There is a moment, somewhere between check-in and the first night’s sleep, when a hotel stops being a building and becomes a feeling, one that a designer constructs deliberately, through the interplay of material, space, and light. At Radisson Resort & Spa Khopoli, light carries the most weight.
Khozema Chitalwala, founder and principal architect of Mumbai-based Designers Group, has spent over three decades making that case through built work. Founded in 1988 with the ambition of becoming an internationally acclaimed design firm, Designers Group found its directional focus in hospitality after working on Taj Hotels and Resorts. This breakthrough set the tone for everything that followed. Under Chitalwala’s leadership, the firm has since received the Luxury Hotel Designer award at the IHE Excellence Awards 2022 and recognition from the World Architecture Community Awards for Devi Ratn, Jaipur, an IHCL SeleQtions property. Today, the firm sits on the preferred designers’ list of most Indian and international hotel brands, with a portfolio spanning Vivanta by Taj, Radisson Blu, Novotel Resorts, and beyond. The firm’s design philosophy of achieving luxury and sophistication through simple yet elegant design runs consistently across that body of work.
At Radisson, that philosophy met a project with significant constraints. The building had already reached plinth level under a different architect and a different brand, originally signed as a Ramada before changing ownership mid-construction and upgrading to Radisson. The guest rooms were largely complete. Structural decisions had been made. What Chitalwala’s team inherited was a fixed skeleton. What they gave it was an emotional signature.
“Lighting to me is experience-specific,” Chitalwala says. “A space reveals its depth, texture, and emotion when lit thoughtfully.” The implication is quietly radical: if light is what makes a space feel like itself, then light is, in effect, the brand. “In hospitality, while brand language may guide materiality and spatial planning, lighting is what ultimately elevates the environment. It enhances the architecture, defines focal points, and allows guests to perceive the space in its most refined form. Light doesn’t just support a brand, it completes the story of the space.”

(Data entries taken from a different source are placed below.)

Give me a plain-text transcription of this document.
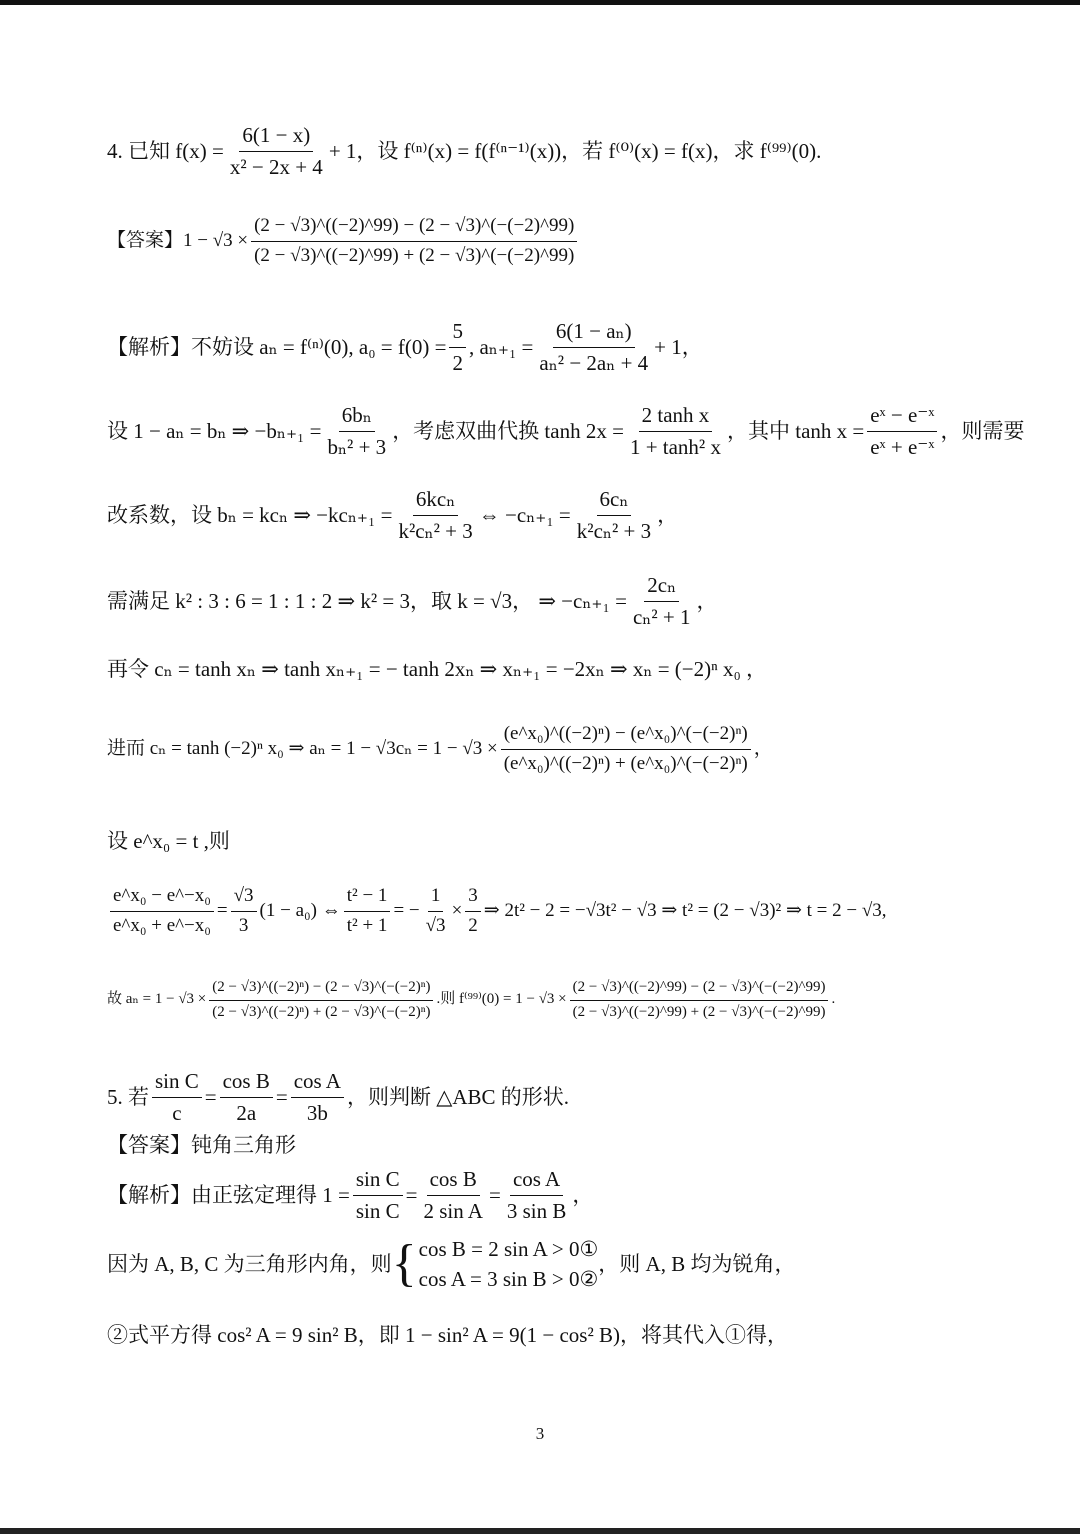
4. 已知 $f(x) = \frac{6(1 - x)}{\text{x² − 2x + 4}} + 1$，设 f⁽ⁿ⁾(x) = f(f⁽ⁿ⁻¹⁾(x))，若 f⁽⁰⁾(x) = f(x)，求 f⁽⁹⁹⁾(0).
【答案】$1 - √3 \times \frac{(2 - √3)\^{}((-2)\^{}99) - (2 - √3)\^{}(-(-2)\^{}99)}{(2 - √3)\^{}((-2)\^{}99) + (2 - √3)\^{}(-(-2)\^{}99)}$
【解析】不妨设 aₙ = f⁽ⁿ⁾(0), $a_0 = f(0) = \frac{5}{2}$ , $a_{n+1} = \frac{\text{6(1 − aₙ)}}{\text{aₙ² − 2aₙ + 4}} + 1$，
设 1 − aₙ = bₙ ⇒ $-b_{n+1} = \frac{\text{6bₙ}}{\text{bₙ² + 3}}$ ，考虑双曲代换 $\tanh 2x = \frac{\text{2 tanh x}}{\text{1 + tanh² x}}$ ，其中 $\tanh x = \frac{\text{eˣ − e⁻ˣ}}{\text{eˣ + e⁻ˣ}}$ ，则需要
改系数，设 bₙ = kcₙ ⇒ $-kc_{n+1} = \frac{\text{6kcₙ}}{\text{k²cₙ² + 3}}$ ⇔ $-c_{n+1} = \frac{\text{6cₙ}}{\text{k²cₙ² + 3}}$ ，
需满足 k² : 3 : 6 = 1 : 1 : 2 ⇒ k² = 3，取 k = √3， ⇒ $-c_{n+1} = \frac{\text{2cₙ}}{\text{cₙ² + 1}}$ ，
再令 cₙ = tanh xₙ ⇒ tanh xₙ₊₁ = − tanh 2xₙ ⇒ xₙ₊₁ = −2xₙ ⇒ xₙ = (−2)ⁿ x₀ ，
进而 cₙ = tanh (−2)ⁿ x₀ ⇒ $a_n = 1 - √3c_n = 1 - √3 \times \frac{\text{(e\textasciicircum{}x₀)\textasciicircum{}((−2)ⁿ) − (e\textasciicircum{}x₀)\textasciicircum{}(−(−2)ⁿ)}}{\text{(e\textasciicircum{}x₀)\textasciicircum{}((−2)ⁿ) + (e\textasciicircum{}x₀)\textasciicircum{}(−(−2)ⁿ)}}$ ，
设 e^x₀ = t ,则
$\frac{\text{e\textasciicircum{}x₀ − e\textasciicircum{}−x₀}}{\text{e\textasciicircum{}x₀ + e\textasciicircum{}−x₀}} = \frac{√3}{3} (1 - a_0)$ ⇔ $\frac{\text{t² − 1}}{\text{t² + 1}}$ = − $\frac{1}{√3} \times \frac{3}{2}$ ⇒ 2t² − 2 = −√3t² − √3 ⇒ t² = (2 − √3)² ⇒ t = 2 − √3,
故 $a_n = 1 - √3 \times \frac{\text{(2 − √3)\textasciicircum{}((−2)ⁿ) − (2 − √3)\textasciicircum{}(−(−2)ⁿ)}}{\text{(2 − √3)\textasciicircum{}((−2)ⁿ) + (2 − √3)\textasciicircum{}(−(−2)ⁿ)}}$ .则 $f^{(99)}(0) = 1 - √3 \times \frac{(2 - √3)\^{}((-2)\^{}99) - (2 - √3)\^{}(-(-2)\^{}99)}{(2 - √3)\^{}((-2)\^{}99) + (2 - √3)\^{}(-(-2)\^{}99)}$ .
5. 若 $\frac{\text{sin C}}{c} = \frac{\text{cos B}}{2a} = \frac{\text{cos A}}{3b}$ ，则判断 △ABC 的形状.
【答案】钝角三角形
【解析】由正弦定理得 $1 = \frac{\text{sin C}}{\text{sin C}} = \frac{\text{cos B}}{\text{2 sin A}} = \frac{\text{cos A}}{\text{3 sin B}}$ ，
因为 A, B, C 为三角形内角，则 { cos B = 2 sin A > 0①
cos A = 3 sin B > 0②
，则 A, B 均为锐角，
②式平方得 cos² A = 9 sin² B，即 1 − sin² A = 9(1 − cos² B)，将其代入①得，
3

That story at Radisson begins with the sun. Large openings were oriented to maximise natural daylight, allowing the interiors to move continuously through the day, cool and diffuse in the morning, warm and directional by late afternoon. “We believe that even the most modest hospitality project deserves a well-thought-out lighting strategy,” Chitalwala says, which is why Designers Group brought in a specialist lighting consultant to develop the artificial scheme. “The idea is to create layers, balancing direct and indirect lighting, highlights and shadows, to allow the space to transform through the day and across moods.”
The scheme is precisely that. Soft cove lighting in guest rooms introduces intimacy and calm; feature lighting in dining areas creates focal points that anchor the space without announcing themselves. Shadow does as much work as illumination, defining texture, adding depth, and making materials legible. The local landscape photography used throughout the property, shot in black and white and rendered as wall art, only fully comes alive under this considered light.
The material palette was chosen in dialogue with this logic. Deliberately sober and urban rather than resort-y, it is refined enough to register the shift from morning to evening without tipping into the heavy or ornate. “It’s not about excess, but about precision,” says Chitalwala. “The right lighting can guide movement, create intimacy, and enhance comfort, making the guest experience memorable without being overtly noticeable.” A practical constraint reinforced these choices: when planned metal pergolas for the al fresco terrace had to be abandoned due to radiation interference from a nearby high-tension line, wood was substituted. The warmer, more tactile material responded better to light. A limitation produced a more considered answer.
Positioned between Mumbai and Lonavala, drawing families and weekend travellers for whom Imagica next door is the primary draw, Radisson needed to feel like a destination in its own right, distinct across different hours and different moods. The ability to feel different at breakfast than at dinner is not a secondary consideration here. It is what separates a stay from a stopover. At the property, that differentiation is built entirely from light.